What is Trees for the Future?
Trees for the Future is a 501(c)(3) nonprofit organization whose mission is “to end hunger and poverty by training farmers to regenerate their land.” They work in five sub-Saharan countries in continental Africa — Kenya, Mali, Senegal, Uganda, and Tanzania — on implementing the Forest Garden Approach, a method for restoring soil by planting a diverse variety of trees, including food-bearing trees. Tree for the Future also works in Cameroon, Chad, Central African Republic and Mali through collaborative partnerships.
Trees for the Future History
Trees for the Future has deep roots in this regenerative work. The seeds of its efforts were planted in the 1970s, when co-founders Dave and Grace Deppner were volunteering in the Philippines to help with land restoration in the aftermath of “illegal logging and unsustainable land management systems.”
Working in concert with local leaders, Dave and Grace “revitalized lands by providing farmers with tree seeds, technical training, and on-site planning assistance.” The nonprofit was officially founded in 1989.
How Trees for the Future Gives Back
Forest Garden Approach
The keystone to Trees for the Future’s essential work, the Forest Garden Approach is a strategic agroforestry methodology that incorporates trees into growing food — it’s actually a very old method. Where modern agriculture ultimately damages land in trying to get as much (of usually one specific crop) as possible, forest gardens benefit include trees, shrubs, fruits, vegetables, and more in harmony to put nutrients back into the soil and ecosystem.
Through a thoughtful, guided 4-year training program, Trees for the Future familiarizes farmers with this approach so they can improve the land and their livelihoods.
Expansion, Collaboration, Replication, & Training Sites
Also important in facilitating the best possible outcomes for farmers is understanding where positive efforts already exist. In the case of Trees for the Future, this means collaborating rather than starting from scratch with organizations or farmers utilizing sustainable practices, integrating agroforestry and permaculture training into ongoing good work.

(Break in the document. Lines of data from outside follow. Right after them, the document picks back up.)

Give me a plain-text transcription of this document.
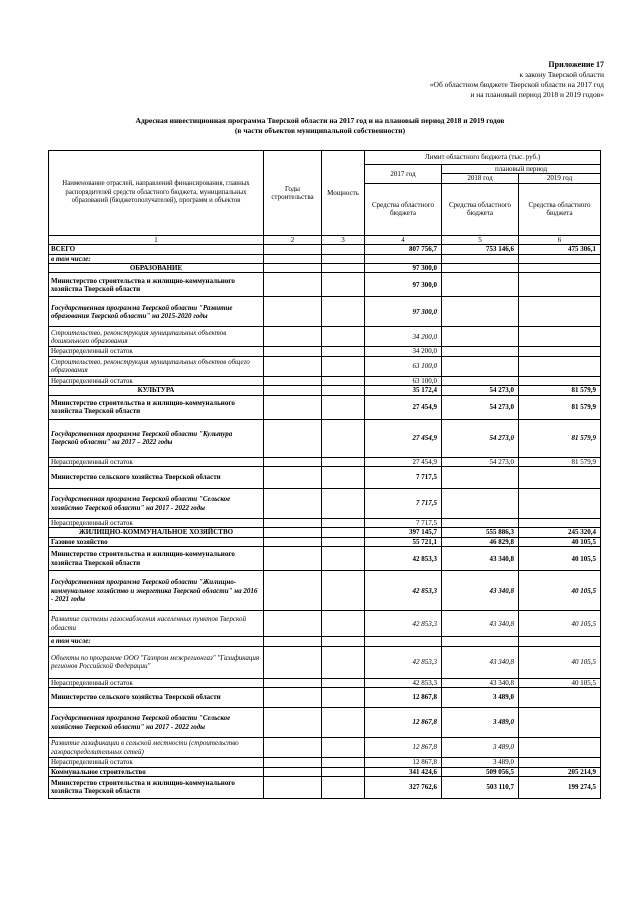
Приложение 17
к закону Тверской области
«Об областном бюджете Тверской области на 2017 год
и на плановый период 2018 и 2019 годов»
Адресная инвестиционная программа Тверской области на 2017 год и на плановый период 2018 и 2019 годов
(в части объектов муниципальной собственности)
Наименование отраслей, направлений финансирования, главных распорядителей средств областного бюджета, муниципальных образований (бюджетополучателей), программ и объектов	Годы строительства	Мощность	Лимит областного бюджета (тыс. руб.)		
			2017 год	плановый период	
				2018 год	2019 год
			Средства областного бюджета	Средства областного бюджета	Средства областного бюджета
1	2	3	4	5	6
ВСЕГО			807 756,7	753 146,6	475 306,1
в том числе:					
ОБРАЗОВАНИЕ			97 300,0		
Министерство строительства и жилищно-коммунального хозяйства Тверской области			97 300,0		
Государственная программа Тверской области "Развитие образования Тверской области" на 2015-2020 годы			97 300,0		
Строительство, реконструкция муниципальных объектов дошкольного образования			34 200,0		
Нераспределенный остаток			34 200,0		
Строительство, реконструкция муниципальных объектов общего образования			63 100,0		
Нераспределенный остаток			63 100,0		
КУЛЬТУРА			35 172,4	54 273,0	81 579,9
Министерство строительства и жилищно-коммунального хозяйства Тверской области			27 454,9	54 273,0	81 579,9
Государственная программа Тверской области "Культура Тверской области" на 2017 – 2022 годы			27 454,9	54 273,0	81 579,9
Нераспределенный остаток			27 454,9	54 273,0	81 579,9
Министерство сельского хозяйства Тверской области			7 717,5		
Государственная программа Тверской области "Сельское хозяйство Тверской области" на 2017 - 2022 годы			7 717,5		
Нераспределенный остаток			7 717,5		
ЖИЛИЩНО-КОММУНАЛЬНОЕ ХОЗЯЙСТВО			397 145,7	555 886,3	245 320,4
Газовое хозяйство			55 721,1	46 829,8	40 105,5
Министерство строительства и жилищно-коммунального хозяйства Тверской области			42 853,3	43 340,8	40 105,5
Государственная программа Тверской области "Жилищно-коммунальное хозяйство и энергетика Тверской области" на 2016 - 2021 годы			42 853,3	43 340,8	40 105,5
Развитие системы газоснабжения населенных пунктов Тверской области			42 853,3	43 340,8	40 105,5
в том числе:					
Объекты по программе ООО "Газпром межрегионгаз" "Газификация регионов Российской Федерации"			42 853,3	43 340,8	40 105,5
Нераспределенный остаток			42 853,3	43 340,8	40 105,5
Министерство сельского хозяйства Тверской области			12 867,8	3 489,0	
Государственная программа Тверской области "Сельское хозяйство Тверской области" на 2017 - 2022 годы			12 867,8	3 489,0	
Развитие газификации в сельской местности (строительство газораспределительных сетей)			12 867,8	3 489,0	
Нераспределенный остаток			12 867,8	3 489,0	
Коммунальное строительство			341 424,6	509 056,5	205 214,9
Министерство строительства и жилищно-коммунального хозяйства Тверской области			327 762,6	503 110,7	199 274,5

Trees for the Future also has also established training sites across the countries in which they work. Farmers experienced in the forest garden approach “can ‘Plant it Forward’ and train neighboring farmers in a condensed version of the program.”
Creating Gender Parity
Another element that informs how Trees for the Future carries out its work is the current state of the agriculture industry in the developing world, which can be a difficult environment for women. Trees for the Future works to ensure at least 30% of the program participants are women. In this way, women have a seat at the table when the organization introduces sustainable agriculture to the communities it serves, enabling them to become leaders in land restoration, agroforestry reforestation, and long-term solutions to climate change, hunger, and poverty.

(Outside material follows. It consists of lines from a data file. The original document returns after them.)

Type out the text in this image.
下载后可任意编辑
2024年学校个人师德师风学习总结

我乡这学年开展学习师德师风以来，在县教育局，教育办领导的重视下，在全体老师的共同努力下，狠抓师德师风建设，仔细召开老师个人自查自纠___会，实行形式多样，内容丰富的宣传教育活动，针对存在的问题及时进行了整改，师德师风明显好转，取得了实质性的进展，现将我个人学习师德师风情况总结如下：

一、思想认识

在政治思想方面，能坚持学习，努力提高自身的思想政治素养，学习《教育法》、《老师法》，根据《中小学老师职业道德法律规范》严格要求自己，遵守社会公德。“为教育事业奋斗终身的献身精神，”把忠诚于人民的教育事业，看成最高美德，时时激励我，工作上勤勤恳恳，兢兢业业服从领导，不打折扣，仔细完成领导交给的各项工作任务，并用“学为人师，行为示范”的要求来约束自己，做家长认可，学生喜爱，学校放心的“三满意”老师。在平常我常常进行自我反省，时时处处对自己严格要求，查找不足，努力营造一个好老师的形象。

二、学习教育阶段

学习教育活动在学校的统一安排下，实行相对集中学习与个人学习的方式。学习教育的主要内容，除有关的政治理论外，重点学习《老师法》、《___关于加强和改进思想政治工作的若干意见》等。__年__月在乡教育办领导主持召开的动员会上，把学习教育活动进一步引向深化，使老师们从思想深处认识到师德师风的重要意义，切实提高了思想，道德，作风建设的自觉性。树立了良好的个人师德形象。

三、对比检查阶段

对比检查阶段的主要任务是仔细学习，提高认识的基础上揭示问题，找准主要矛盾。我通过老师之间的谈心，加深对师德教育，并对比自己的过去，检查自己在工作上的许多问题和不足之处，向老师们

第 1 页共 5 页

Impact and Future Plans for Trees for the Future
It’s inspiring to consider just how much Trees for the Future has accomplished in three-plus decades of environmental regeneration work. Since its founding in 1989, Trees for the Future has accomplished the following:
- Planted 219 million trees
- Helped restore 30,000 acres of degraded lands in over 60 countries in Asia, Africa, and the Americas
- Planted 30 million trees in 2020, despite the challenges presented by the COVID-19 pandemic, averaging 3,510 trees planted every hour
- 19,095 forest gardens planted since 1989 (per Trees for the Future’s 2020 impact report)

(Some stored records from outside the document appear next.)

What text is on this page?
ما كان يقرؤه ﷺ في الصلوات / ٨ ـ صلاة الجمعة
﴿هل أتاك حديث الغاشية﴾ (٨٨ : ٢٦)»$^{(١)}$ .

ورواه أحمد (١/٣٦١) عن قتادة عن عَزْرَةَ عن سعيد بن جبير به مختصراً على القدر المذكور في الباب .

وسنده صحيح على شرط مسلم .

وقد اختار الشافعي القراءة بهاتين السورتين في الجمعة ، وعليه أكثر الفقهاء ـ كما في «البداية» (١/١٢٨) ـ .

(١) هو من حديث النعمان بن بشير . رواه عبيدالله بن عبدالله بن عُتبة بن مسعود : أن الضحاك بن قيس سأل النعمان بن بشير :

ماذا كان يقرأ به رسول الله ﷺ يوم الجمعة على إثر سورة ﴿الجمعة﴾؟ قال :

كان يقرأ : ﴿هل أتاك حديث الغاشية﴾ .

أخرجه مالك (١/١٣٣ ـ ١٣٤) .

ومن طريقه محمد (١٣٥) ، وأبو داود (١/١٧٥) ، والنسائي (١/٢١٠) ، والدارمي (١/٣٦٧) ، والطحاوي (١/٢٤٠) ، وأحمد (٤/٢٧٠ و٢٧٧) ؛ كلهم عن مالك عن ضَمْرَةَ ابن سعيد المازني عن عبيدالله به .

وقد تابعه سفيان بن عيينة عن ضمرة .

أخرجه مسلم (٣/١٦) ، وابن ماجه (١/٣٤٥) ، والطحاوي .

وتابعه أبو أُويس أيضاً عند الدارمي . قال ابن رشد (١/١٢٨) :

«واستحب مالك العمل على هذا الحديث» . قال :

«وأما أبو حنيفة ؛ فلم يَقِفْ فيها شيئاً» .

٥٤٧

- Directly benefited the lives of 202,734 people
- The Forest Garden Approach increases access to nutrition by more than 500%
In 2021, Trees for the Future has set a goal to plant 50 million trees and the nonprofit is on track to meet that goal. The organization also aims to plant 125,000 forest gardens by 2025.
How to Support Trees for the Future
Trees for the Future supporters can donate directly to the nonprofit via their website, donate your cash back to Active Minds with Giving Assistant when shopping online, or explore other options for giving. You can also look into ways to get involved in the effort.
When we work together, we can accomplish amazing goals, like creating a world with more green, more trees, more food, and more prosperity and wellbeing for all.